Rutgers University School of Arts and Sciences Division of Life Sciences

data and software


ENCODE cell line chromatin state annotations

Roadmap Epigenomics Project sample chromatin state annotations

In Song and Chen (Genome Biology 2015) we developed a software tool, Spectacle, to segment the human genome into chromatin states (enhancer, promoter etc.). In the first link above are chromatin state annotations for the ENCODE Tier 1 and Tier 2 cell lines. In the second link, are chromatin state annotations for all Roadmap Epigenomics Project samples.

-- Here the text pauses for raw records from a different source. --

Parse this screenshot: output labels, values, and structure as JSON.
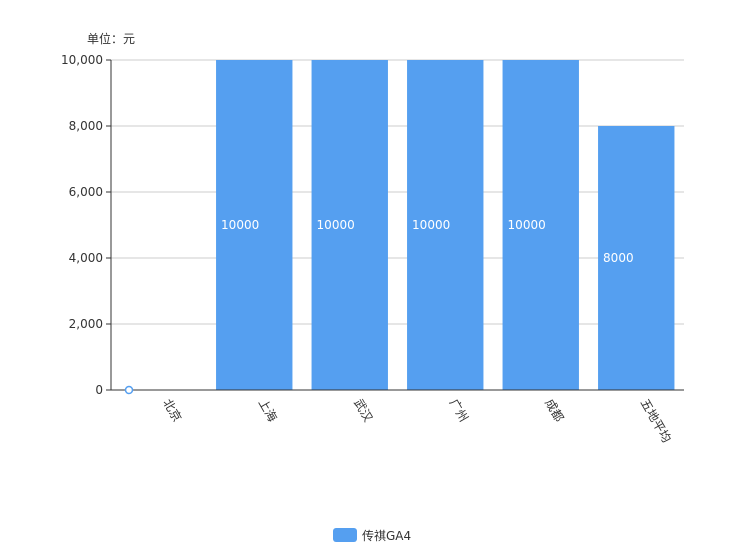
{
  "chart_data": {
    "type": "bar",
    "unit_label": "单位：元",
    "categories": [
      "北京",
      "上海",
      "武汉",
      "广州",
      "成都",
      "五地平均"
    ],
    "series": [
      {
        "name": "传祺GA4",
        "values": [
          0,
          10000,
          10000,
          10000,
          10000,
          8000
        ],
        "value_labels": [
          "",
          "10000",
          "10000",
          "10000",
          "10000",
          "8000"
        ],
        "color": "#559ff0"
      }
    ],
    "ylim": [
      0,
      10000
    ],
    "y_ticks": [
      0,
      2000,
      4000,
      6000,
      8000,
      10000
    ],
    "y_tick_labels": [
      "0",
      "2,000",
      "4,000",
      "6,000",
      "8,000",
      "10,000"
    ],
    "grid": true,
    "legend_position": "bottom-center",
    "colors": {
      "bar": "#559ff0",
      "grid": "#cccccc",
      "axis": "#333333",
      "text": "#333333"
    }
  }
}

Yeast Transcription Factor Motifs

Yeast Transcription Factor Binding Sites

In Chen et al. (Genome Biology and Evolution 2010) we collected position weight matrices for yeast transcription factors from ChiP-chip data from the Young lab and protein binding microarray data from the Bulyk lab. The combined data set is above. Transcription factor binding sites are also accessible in the link above.

PiRNA sequence data from 16 Drosophila melanogaster strains

PiRNA sequence data from 3 human testis samples

Raw sequencing data from Song et al. (Genome Biology and Evolution 2014) on variation in piRNA and transposable element content in strains of D. melanogaster as well as Ha et al. (BMC Genomics 2014) from human testis samples.



Spectacle-Tree is an extension to the Spectacle software program that allows us to process multiple samples related by a known tree. Example data sets would be cell types related by a known developmental lineage or human individuals related by a known family tree. The software can also analyze a single cell type or a cell type assayed in two conditions. From Zhang, Song, Chen, Chaudhuri (NIPS 2015) and Song, Zhang, Chaudhuri, Chen (manuscript, 2015).

Spectacle (Spectral learning for annotating chromatin labels and epigenomes)

Spectacle is a program for annotating chromatin states from histone mark data (e.g. from the ENCODE project). It uses spectral learning for inference of the parameters of a Hidden Markov Model instead of the more commonly used expectation-maximization algorithm. From Song and Chen (Genome Biology 2015).

MixMir (Mixed linear models for microRNA motif finding)

MixMir is a program for finding microRNA motifs using gene expression and 3' UTR sequence data. From Diao et al. (Nucleic Acids Research 2014).

DEEGEP (Density Estimation by Expansions of Gegenbauer Polynomials)

DEEGEP is a simple statistical method for testing for natural selection from a high dimensional (i.e. multiple population) allele frequency spectrum. The method uses a neutral control defined by the user (e.g. intergenic sites) to learn a background neutral distribution. This is accomplished by approximating the density with a finite expansion of Gegenbauer polynomials, inspired by Kimura's classic result in theoretical population genetics. One can then test for natural selection on a second set of putatively functional sites (e.g. microRNAs) by comparing the multi-population allele frequency spectrum to the neutral control.

SLIQ (Simple Linear Inequalities for Contig Scaffolding) 

In Roy et al. (Journal of Computational Biology, 2012) we presented a simple algorithm for filtering out erroneous mate-pairs/pair-end reads and using the remaining pairs to produce scaffolds. The method does not attempt to solve the general genome assembly problem but rather takes as input a set of contigs built by another contig assembly program, such as Velvet (Zerbino and Birney) or Abyss (Simpson et al.).